Mais avant de découvrir comment les membres d’Equipo Crónica ont intégré le Guerrero del Antifaz dans leur univers, revenons quelques instants sur les débuts de ce personnage...
L’histoire de la bande dessinée débute en terre castillane, à l’époque des Rois Catholiques, avant la conquête de Grenade. Fils d’un comte chrétien dont l’épouse a été enlevée et séquestrée par un prince maure, il naît en territoire ennemi. Élevé dans le secret de sa véritable filiation, il adopte les valeurs de sa communauté d’adoption, ce qui le conduit, lorsqu’il est en âge de combattre, à affronter les chrétiens. Il se distingue d’ailleurs très tôt par sa force et sa bravoure. Mais un beau jour, sa mère, excédée par ses exploits impies, décide de lui révéler ses origines. Malheureusement, le prince surprend leur conversation et tue celle qui l’a trahi. Dès lors, le jeune homme, bafoué dans son honneur, poursuivra un but incessant : venger la mort de sa mère et le mensonge de sa naissance pour reconquérir son identité volée.
À la croisée d’interprétations contraires, le Guerrero del Antifaz a suscité la polémique...
Reflétant un « désir autarcique de posséder un héros autochtone combattant tous les ennemis extérieurs » (1), le Guerrero incarne « [l’]esprit du nouveau Cid Campeador » (2). Aussi, le sort réservé dans la bande dessinée aux représentants des autres religions conduit-il souvent à leur discrédit. En effet, la représentation du juif « obéit à une norme de comportement directement issue du stéréotype raciste [qui le] présente toujours comme un traître cupide » (3). Le musulman, quant à lui, reçoit un traitement plus ambigu : il est tantôt l’allié qui aide le Guerrero dans ses aventures, tantôt la figure du père adoptif. Cependant, il est surtout le responsable de son « traumatisme originel » (4). En outre, par sa subite conversion, son inépuisable ferveur et son besoin irrépressible de réhabilitation, le Guerrero se pose comme « la preuve vivante de l’impossible métissage et de la très difficile cohabitation » (5) entre chrétiens et musulmans. En définitive, « l’incompatibilité entre les trois religions [...] prétend instaurer [...] la supériorité des chrétiens qui apparaissent, dans tous les cas, plus nobles » (6).

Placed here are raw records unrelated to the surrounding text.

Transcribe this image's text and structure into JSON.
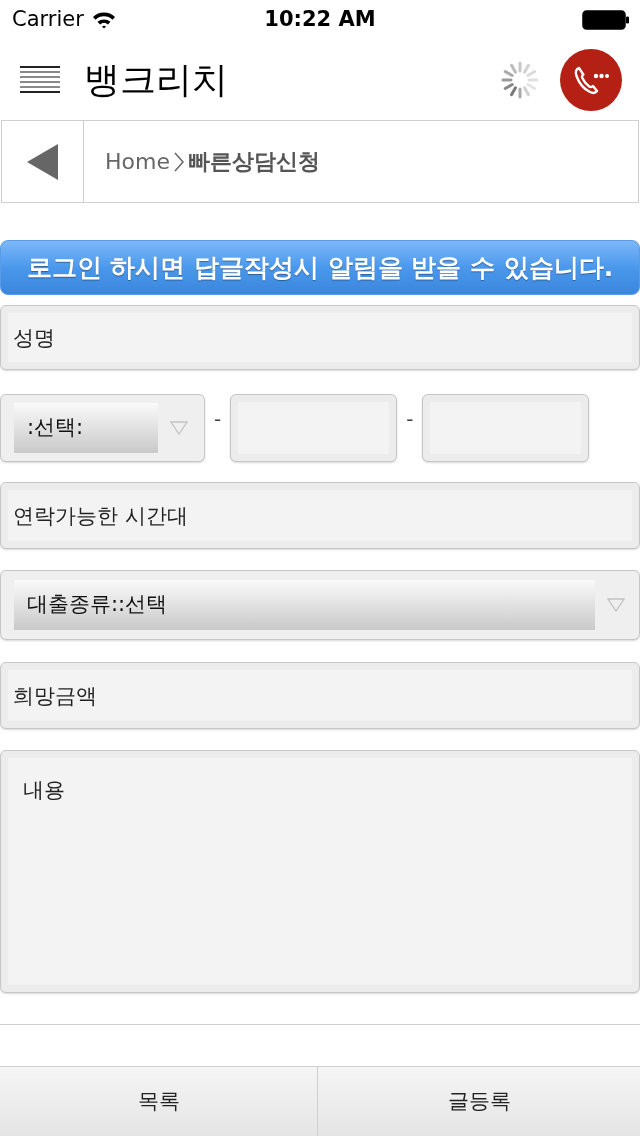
{
  "status_bar": {
    "carrier": "Carrier",
    "time": "10:22 AM"
  },
  "header": {
    "title": "뱅크리치"
  },
  "breadcrumb": {
    "home": "Home",
    "current": "빠른상담신청"
  },
  "notice": "로그인 하시면 답글작성시 알림을 받을 수 있습니다.",
  "form": {
    "fields": [
      {
        "kind": "text",
        "placeholder": "성명"
      },
      {
        "kind": "phone",
        "parts": [
          {
            "kind": "select",
            "value": ":선택:"
          },
          {
            "kind": "separator",
            "text": "-"
          },
          {
            "kind": "input"
          },
          {
            "kind": "separator",
            "text": "-"
          },
          {
            "kind": "input"
          }
        ]
      },
      {
        "kind": "text",
        "placeholder": "연락가능한 시간대"
      },
      {
        "kind": "select",
        "value": "대출종류::선택"
      },
      {
        "kind": "text",
        "placeholder": "희망금액"
      },
      {
        "kind": "textarea",
        "placeholder": "내용"
      }
    ]
  },
  "buttons": [
    {
      "label": "목록"
    },
    {
      "label": "글등록"
    }
  ]
}
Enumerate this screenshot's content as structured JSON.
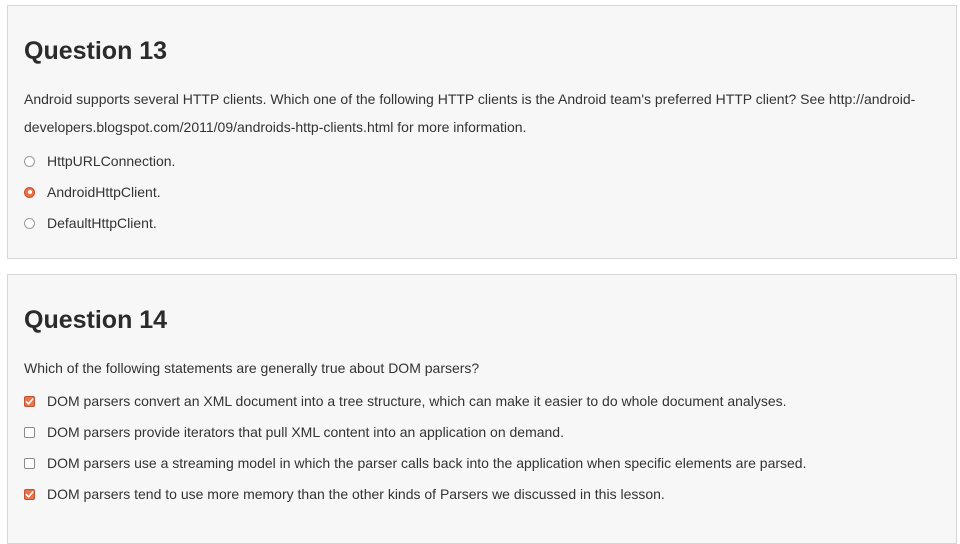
{
  "questions": [
    {
      "title": "Question 13",
      "text": "Android supports several HTTP clients. Which one of the following HTTP clients is the Android team's preferred HTTP client? See http://android-developers.blogspot.com/2011/09/androids-http-clients.html for more information.",
      "input_type": "radio",
      "options": [
        {
          "label": "HttpURLConnection.",
          "checked": false
        },
        {
          "label": "AndroidHttpClient.",
          "checked": true
        },
        {
          "label": "DefaultHttpClient.",
          "checked": false
        }
      ]
    },
    {
      "title": "Question 14",
      "text": "Which of the following statements are generally true about DOM parsers?",
      "input_type": "checkbox",
      "options": [
        {
          "label": "DOM parsers convert an XML document into a tree structure, which can make it easier to do whole document analyses.",
          "checked": true
        },
        {
          "label": "DOM parsers provide iterators that pull XML content into an application on demand.",
          "checked": false
        },
        {
          "label": "DOM parsers use a streaming model in which the parser calls back into the application when specific elements are parsed.",
          "checked": false
        },
        {
          "label": "DOM parsers tend to use more memory than the other kinds of Parsers we discussed in this lesson.",
          "checked": true
        }
      ]
    }
  ],
  "colors": {
    "accent": "#e9734a",
    "card_background": "#f7f7f7",
    "card_border": "#d6d6d6"
  }
}
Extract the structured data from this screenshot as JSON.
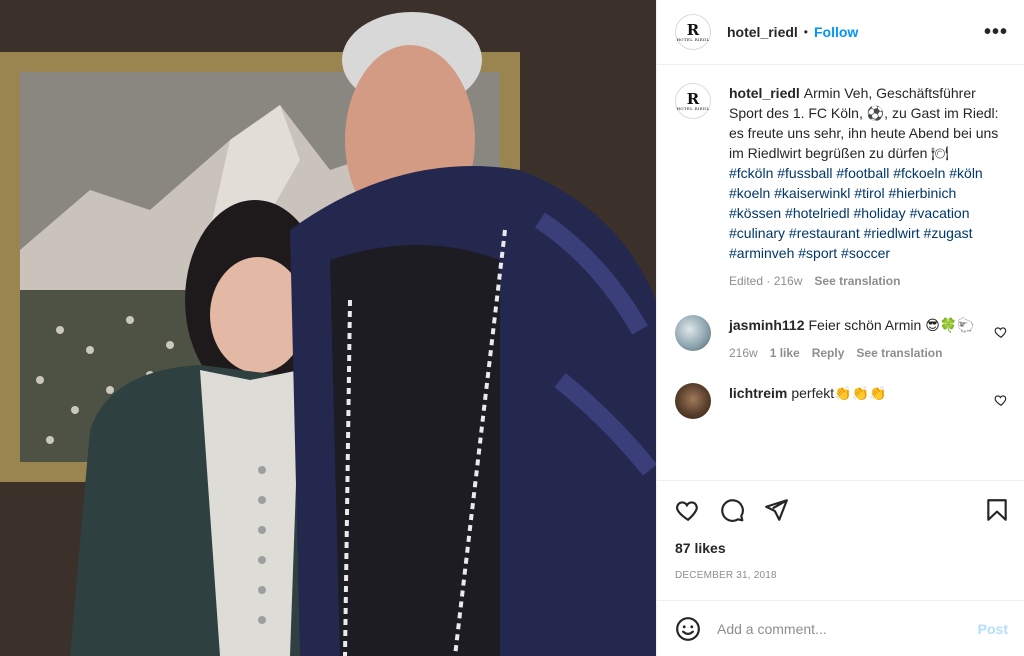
{
  "header": {
    "username": "hotel_riedl",
    "separator": "•",
    "follow_label": "Follow",
    "more_label": "•••",
    "avatar_letter": "R",
    "avatar_sub": "HOTEL RIEDL"
  },
  "caption": {
    "username": "hotel_riedl",
    "text": "Armin Veh, Geschäftsführer Sport des 1. FC Köln, ⚽, zu Gast im Riedl: es freute uns sehr, ihn heute Abend bei uns im Riedlwirt begrüßen zu dürfen 🍽",
    "hashtags": "#fcköln #fussball #football #fckoeln #köln #koeln #kaiserwinkl #tirol #hierbinich #kössen #hotelriedl #holiday #vacation #culinary #restaurant #riedlwirt #zugast #arminveh #sport #soccer",
    "meta": "Edited · 216w",
    "see_translation": "See translation"
  },
  "comments": [
    {
      "username": "jasminh112",
      "text": "Feier schön Armin 😎🍀🐑",
      "time": "216w",
      "likes": "1 like",
      "reply": "Reply",
      "see_translation": "See translation"
    },
    {
      "username": "lichtreim",
      "text": "perfekt👏👏👏"
    }
  ],
  "likes": "87 likes",
  "date": "DECEMBER 31, 2018",
  "add_comment": {
    "placeholder": "Add a comment...",
    "post_label": "Post"
  },
  "icons": [
    "heart-icon",
    "comment-icon",
    "share-icon",
    "bookmark-icon",
    "emoji-icon",
    "more-icon"
  ]
}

Symbole d’une dérive idéologique ? Simple révélateur des « blessures ouvertes par la guerre civile [...] où tous les personnages ont un désir de vengeance et une haine féroce » (7) ? Le Guerrero del Antifaz suscite des interprétations contraires. Dans tous les cas, il s’est imposé comme le héros populaire de la bande dessinée d’après-guerre, comme la figure épique par excellence. Ses aventures se poursuivront d’ailleurs jusqu’en 1966. Mais le discours dont il est porteur n’est certes pas innocent : le Guerrero rapproche insidieusement deux époques éloignées, celle des Rois Catholiques et celle du franquisme, sur lequel « le passage des siècles ne semble pas avoir eu de prise » (8).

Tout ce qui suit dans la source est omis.